Apa jadinya jika anda memiliki KTP Indonesia namun anda sendiri malah merasa tidak nyaman di Indonesia? Apa bedanya anda dengan warga negara asing yang kebetulan berdomisili di negara ini untuk satu keperluan? Inilah yang sering dicari-cari oleh kaum pribumi selama ini; dimana sebagian dari etnis Tionghoa terlalu MENGEKSKLUSIFKAN DIRI dengan membatasi pergaulan nya hanya dengan sesama Tionghoa saja.
Etnis Tionghoa perlu membaurkan diri dengan lingkungan masyarakat nya sekitar, namun bukan berarti kita menghilangkan identitas kita, seperti tradisi dan budaya Tionghoa. Hal ini yang justru harus kita jaga agar jangan sampai ditinggalkan oleh generasi muda (yang kenyataan nya sekarang jelas sudah mulai ditinggalkan oleh generasi muda, bahkan sebagian generasi tua; anehnya bukan karena pengaruh doktrin “anti pembauran” namun lebih kepada doktrin agama baru nya!).
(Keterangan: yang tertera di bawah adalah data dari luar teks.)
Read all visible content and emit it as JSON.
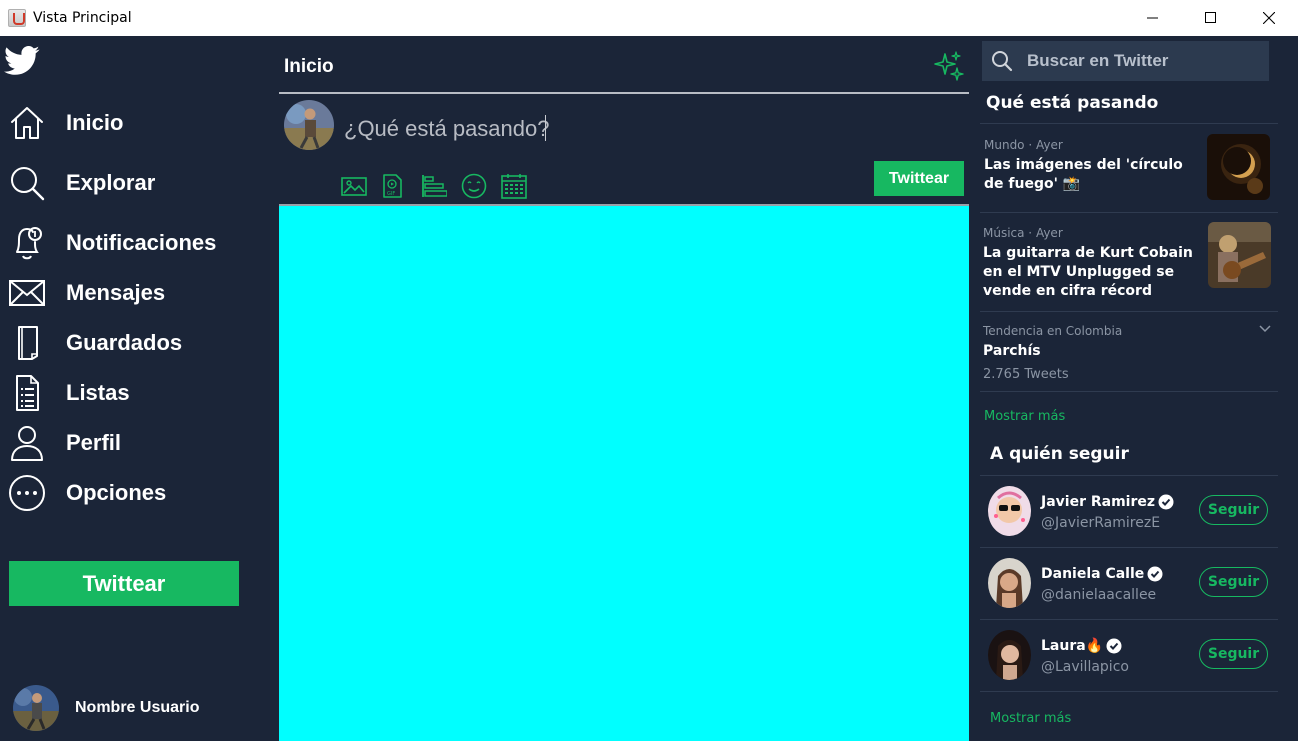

Meski sebagian dari tradisi dan budaya Tionghoa juga telah mengalami AKULTURASI BUDAYA dengan budaya lokal, namun juga dapat dimaklumi; dimana yang namanya ‘dimana bumi dipijak disitulah langit dijunjung’ ; juga tidak akan mengurangi makna yang terkandung di dalam tradisi dan budaya Tionghoa sendiri.
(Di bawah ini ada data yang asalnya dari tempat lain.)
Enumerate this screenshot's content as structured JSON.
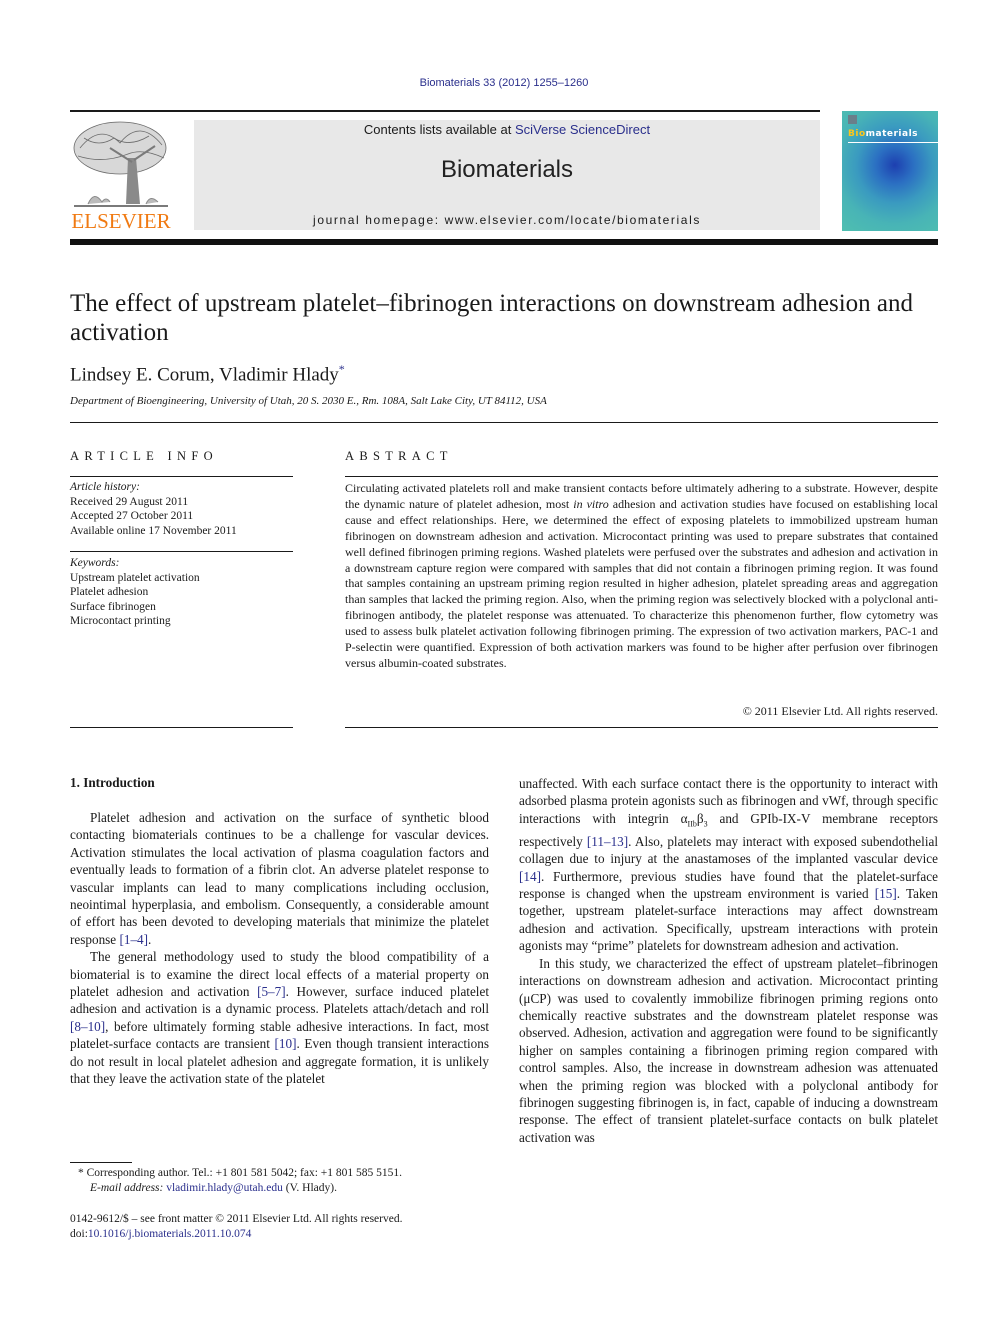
{
  "header": {
    "journal_ref": "Biomaterials 33 (2012) 1255–1260",
    "publisher_logo_text": "ELSEVIER",
    "contents_prefix": "Contents lists available at ",
    "contents_link": "SciVerse ScienceDirect",
    "journal_name": "Biomaterials",
    "homepage": "journal homepage: www.elsevier.com/locate/biomaterials",
    "cover": {
      "title_highlight": "Bio",
      "title_rest": "materials",
      "accent_color": "#ffc61a"
    },
    "colors": {
      "link": "#2a2f8c",
      "publisher_orange": "#f07a12",
      "banner_bg": "#e8e8e8"
    }
  },
  "article": {
    "title": "The effect of upstream platelet–fibrinogen interactions on downstream adhesion and activation",
    "authors": "Lindsey E. Corum, Vladimir Hlady",
    "author_mark": "*",
    "affiliation": "Department of Bioengineering, University of Utah, 20 S. 2030 E., Rm. 108A, Salt Lake City, UT 84112, USA"
  },
  "article_info": {
    "heading": "ARTICLE INFO",
    "history_label": "Article history:",
    "history": [
      "Received 29 August 2011",
      "Accepted 27 October 2011",
      "Available online 17 November 2011"
    ],
    "keywords_label": "Keywords:",
    "keywords": [
      "Upstream platelet activation",
      "Platelet adhesion",
      "Surface fibrinogen",
      "Microcontact printing"
    ]
  },
  "abstract": {
    "heading": "ABSTRACT",
    "text_part1": "Circulating activated platelets roll and make transient contacts before ultimately adhering to a substrate. However, despite the dynamic nature of platelet adhesion, most ",
    "text_italic": "in vitro",
    "text_part2": " adhesion and activation studies have focused on establishing local cause and effect relationships. Here, we determined the effect of exposing platelets to immobilized upstream human fibrinogen on downstream adhesion and activation. Microcontact printing was used to prepare substrates that contained well defined fibrinogen priming regions. Washed platelets were perfused over the substrates and adhesion and activation in a downstream capture region were compared with samples that did not contain a fibrinogen priming region. It was found that samples containing an upstream priming region resulted in higher adhesion, platelet spreading areas and aggregation than samples that lacked the priming region. Also, when the priming region was selectively blocked with a polyclonal anti-fibrinogen antibody, the platelet response was attenuated. To characterize this phenomenon further, flow cytometry was used to assess bulk platelet activation following fibrinogen priming. The expression of two activation markers, PAC-1 and P-selectin were quantified. Expression of both activation markers was found to be higher after perfusion over fibrinogen versus albumin-coated substrates.",
    "copyright": "© 2011 Elsevier Ltd. All rights reserved."
  },
  "body": {
    "section_heading": "1.  Introduction",
    "p1": {
      "a": "Platelet adhesion and activation on the surface of synthetic blood contacting biomaterials continues to be a challenge for vascular devices. Activation stimulates the local activation of plasma coagulation factors and eventually leads to formation of a fibrin clot. An adverse platelet response to vascular implants can lead to many complications including occlusion, neointimal hyperplasia, and embolism. Consequently, a considerable amount of effort has been devoted to developing materials that minimize the platelet response ",
      "ref1": "[1–4]",
      "b": "."
    },
    "p2": {
      "a": "The general methodology used to study the blood compatibility of a biomaterial is to examine the direct local effects of a material property on platelet adhesion and activation ",
      "ref1": "[5–7]",
      "b": ". However, surface induced platelet adhesion and activation is a dynamic process. Platelets attach/detach and roll ",
      "ref2": "[8–10]",
      "c": ", before ultimately forming stable adhesive interactions. In fact, most platelet-surface contacts are transient ",
      "ref3": "[10]",
      "d": ". Even though transient interactions do not result in local platelet adhesion and aggregate formation, it is unlikely that they leave the activation state of the platelet"
    },
    "p3": {
      "a": "unaffected. With each surface contact there is the opportunity to interact with adsorbed plasma protein agonists such as fibrinogen and vWf, through specific interactions with integrin α",
      "sub1": "IIb",
      "mid": "β",
      "sub2": "3",
      "b": " and GPIb-IX-V membrane receptors respectively ",
      "ref1": "[11–13]",
      "c": ". Also, platelets may interact with exposed subendothelial collagen due to injury at the anastamoses of the implanted vascular device ",
      "ref2": "[14]",
      "d": ". Furthermore, previous studies have found that the platelet-surface response is changed when the upstream environment is varied ",
      "ref3": "[15]",
      "e": ". Taken together, upstream platelet-surface interactions may affect downstream adhesion and activation. Specifically, upstream interactions with protein agonists may “prime” platelets for downstream adhesion and activation."
    },
    "p4": "In this study, we characterized the effect of upstream platelet–fibrinogen interactions on downstream adhesion and activation. Microcontact printing (μCP) was used to covalently immobilize fibrinogen priming regions onto chemically reactive substrates and the downstream platelet response was observed. Adhesion, activation and aggregation were found to be significantly higher on samples containing a fibrinogen priming region compared with control samples. Also, the increase in downstream adhesion was attenuated when the priming region was blocked with a polyclonal antibody for fibrinogen suggesting fibrinogen is, in fact, capable of inducing a downstream response. The effect of transient platelet-surface contacts on bulk platelet activation was"
  },
  "footnote": {
    "mark": "*",
    "corresponding": " Corresponding author. Tel.: +1 801 581 5042; fax: +1 801 585 5151.",
    "email_label": "E-mail address:",
    "email": "vladimir.hlady@utah.edu",
    "email_suffix": " (V. Hlady)."
  },
  "front_matter": {
    "issn_line": "0142-9612/$ – see front matter © 2011 Elsevier Ltd. All rights reserved.",
    "doi_label": "doi:",
    "doi": "10.1016/j.biomaterials.2011.10.074"
  }
}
Sedangkan mengenai persoalan kawin campur ada yang unik, dimana justruKristoforus Sindhunata yang merupakan orang Tionghoa yang beragama NASRANI sendirilah yang menjadi PELOPOR kawin campur dengan orang pribumi dengan tujuan untuk mempercepat proses pembauran. Hal ini sebenarnya relatif, tergantung dari pribadi atau keluarga masing-masing. Yang namanya jodoh, dan sudah suka sama suka, sukar juga bagi penulis untuk mencampuri urusan semacam itu. Meski sebenarnya kesan anti pembauranini sedikit banyak dipengaruhi akibat perlakuan diskriminatif terhadap etnis Tionghoa yang dimulai pada tahun 1965 (gerakan anti Cina) dan peristiwa Mei kelabu pada tahun 1998.
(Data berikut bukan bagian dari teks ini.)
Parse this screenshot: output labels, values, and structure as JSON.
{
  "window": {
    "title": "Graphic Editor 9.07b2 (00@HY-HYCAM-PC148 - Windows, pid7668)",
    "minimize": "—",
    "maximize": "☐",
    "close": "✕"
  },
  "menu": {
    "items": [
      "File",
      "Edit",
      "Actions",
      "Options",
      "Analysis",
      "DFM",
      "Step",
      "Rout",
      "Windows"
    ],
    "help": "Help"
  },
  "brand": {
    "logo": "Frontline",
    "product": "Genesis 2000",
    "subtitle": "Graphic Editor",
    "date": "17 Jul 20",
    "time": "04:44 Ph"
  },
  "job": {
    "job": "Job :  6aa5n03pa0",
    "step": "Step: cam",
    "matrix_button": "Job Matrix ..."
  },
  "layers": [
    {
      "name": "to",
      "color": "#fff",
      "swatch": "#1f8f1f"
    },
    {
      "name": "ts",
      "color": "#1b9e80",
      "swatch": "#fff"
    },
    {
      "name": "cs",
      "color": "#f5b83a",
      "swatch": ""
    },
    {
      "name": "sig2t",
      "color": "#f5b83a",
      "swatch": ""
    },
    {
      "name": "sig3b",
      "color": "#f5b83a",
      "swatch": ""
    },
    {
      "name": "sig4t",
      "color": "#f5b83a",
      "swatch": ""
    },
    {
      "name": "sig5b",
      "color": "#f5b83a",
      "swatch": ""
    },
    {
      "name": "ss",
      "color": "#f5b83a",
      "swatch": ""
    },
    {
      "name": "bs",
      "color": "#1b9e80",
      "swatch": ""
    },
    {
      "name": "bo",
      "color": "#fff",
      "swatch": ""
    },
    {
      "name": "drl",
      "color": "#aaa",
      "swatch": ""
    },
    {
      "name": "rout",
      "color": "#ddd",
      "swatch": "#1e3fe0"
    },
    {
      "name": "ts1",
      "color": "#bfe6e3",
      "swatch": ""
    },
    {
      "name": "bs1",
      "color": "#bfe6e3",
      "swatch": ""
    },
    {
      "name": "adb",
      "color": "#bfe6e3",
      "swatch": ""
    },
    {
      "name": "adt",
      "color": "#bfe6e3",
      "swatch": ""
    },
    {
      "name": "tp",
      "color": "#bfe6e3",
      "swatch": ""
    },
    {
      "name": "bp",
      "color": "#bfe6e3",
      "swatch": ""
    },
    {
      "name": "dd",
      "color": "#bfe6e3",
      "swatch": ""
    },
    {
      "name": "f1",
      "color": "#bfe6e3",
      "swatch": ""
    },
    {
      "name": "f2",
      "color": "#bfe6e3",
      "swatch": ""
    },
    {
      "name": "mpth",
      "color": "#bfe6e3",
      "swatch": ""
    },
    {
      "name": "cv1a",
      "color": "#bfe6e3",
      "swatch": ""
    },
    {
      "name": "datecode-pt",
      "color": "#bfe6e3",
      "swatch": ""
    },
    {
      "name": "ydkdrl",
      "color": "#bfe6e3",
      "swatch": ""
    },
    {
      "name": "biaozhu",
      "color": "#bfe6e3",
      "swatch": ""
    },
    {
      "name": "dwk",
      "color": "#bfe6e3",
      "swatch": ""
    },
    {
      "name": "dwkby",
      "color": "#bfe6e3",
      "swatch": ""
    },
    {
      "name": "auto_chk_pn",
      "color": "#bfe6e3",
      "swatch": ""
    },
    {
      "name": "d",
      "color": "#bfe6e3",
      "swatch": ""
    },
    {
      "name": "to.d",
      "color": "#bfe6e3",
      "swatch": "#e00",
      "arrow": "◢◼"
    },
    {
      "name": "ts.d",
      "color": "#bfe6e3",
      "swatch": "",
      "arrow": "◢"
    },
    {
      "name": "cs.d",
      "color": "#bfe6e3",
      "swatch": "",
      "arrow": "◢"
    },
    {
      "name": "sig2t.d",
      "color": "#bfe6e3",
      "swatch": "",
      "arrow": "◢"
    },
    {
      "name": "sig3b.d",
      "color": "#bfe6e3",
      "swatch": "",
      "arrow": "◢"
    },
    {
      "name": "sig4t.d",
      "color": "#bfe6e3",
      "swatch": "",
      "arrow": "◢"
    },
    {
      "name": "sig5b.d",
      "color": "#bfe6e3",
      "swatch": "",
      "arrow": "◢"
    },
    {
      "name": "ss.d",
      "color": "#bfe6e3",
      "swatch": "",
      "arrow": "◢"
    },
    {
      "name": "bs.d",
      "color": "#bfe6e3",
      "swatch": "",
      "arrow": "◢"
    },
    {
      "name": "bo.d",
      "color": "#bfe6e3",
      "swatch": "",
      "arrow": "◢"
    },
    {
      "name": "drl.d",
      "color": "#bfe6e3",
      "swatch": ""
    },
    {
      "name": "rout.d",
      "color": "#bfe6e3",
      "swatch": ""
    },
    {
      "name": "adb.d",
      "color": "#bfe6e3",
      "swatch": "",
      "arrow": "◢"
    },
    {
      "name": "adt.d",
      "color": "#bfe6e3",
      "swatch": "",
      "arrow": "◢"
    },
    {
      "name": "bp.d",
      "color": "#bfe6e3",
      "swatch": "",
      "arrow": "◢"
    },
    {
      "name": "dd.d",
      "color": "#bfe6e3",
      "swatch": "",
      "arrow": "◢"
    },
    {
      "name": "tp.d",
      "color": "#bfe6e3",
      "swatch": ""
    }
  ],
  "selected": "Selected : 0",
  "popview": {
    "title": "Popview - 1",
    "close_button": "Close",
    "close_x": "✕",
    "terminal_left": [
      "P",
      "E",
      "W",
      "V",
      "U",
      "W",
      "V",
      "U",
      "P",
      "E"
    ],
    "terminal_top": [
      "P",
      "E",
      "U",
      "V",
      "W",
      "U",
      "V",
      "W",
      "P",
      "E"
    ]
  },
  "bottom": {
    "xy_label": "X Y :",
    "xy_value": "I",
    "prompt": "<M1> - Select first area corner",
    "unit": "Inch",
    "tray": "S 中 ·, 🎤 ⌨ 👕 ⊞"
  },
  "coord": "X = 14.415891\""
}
Pada waktu itu tidak sedikit “kisah horor” menghantui dimana para wanita etnis Tionghoa yang sering dijadikan sasaran dari para lelaki pribumi sebagai pemuas nafsu seksualnya (termasuk hal-hal yang bersifat ringan, seperti hanya bersiul menggoda, atau mencolek). Teror-teror psikis semacam itulah yang melatarbelakangi etnis Tionghoa untuk membatasi pergaulannya dengan masyarakat Pribumi; mulai dari pergaulan dalam keseharian sampai pada soal pasangan hidup keturunannya kelak agar sebisa mungkin tidak berhubungan dengan pribumi. Apalagi bagi yang pernah mengalaminya langsung, atau saudara dekatnya, sudah tentu mereka akan ekstra waspada dalam menjaga jarak, dan hal ini tentu penulis paham.
Namun sebagai manusia, kita harus berpikir ke depan. Peradaban manusia terus bergerak maju. Meski didalamnya terdapat fakta yang menyakitkan bahwa negara ini PERNAH GAGAL DALAM MELINDUNGI SEGENAP WARGA NYA.
Jadi diharapkan sudah jelas bagaimana pola pandang dari Tionghoa.INFO menyikapi hal pembauran ini.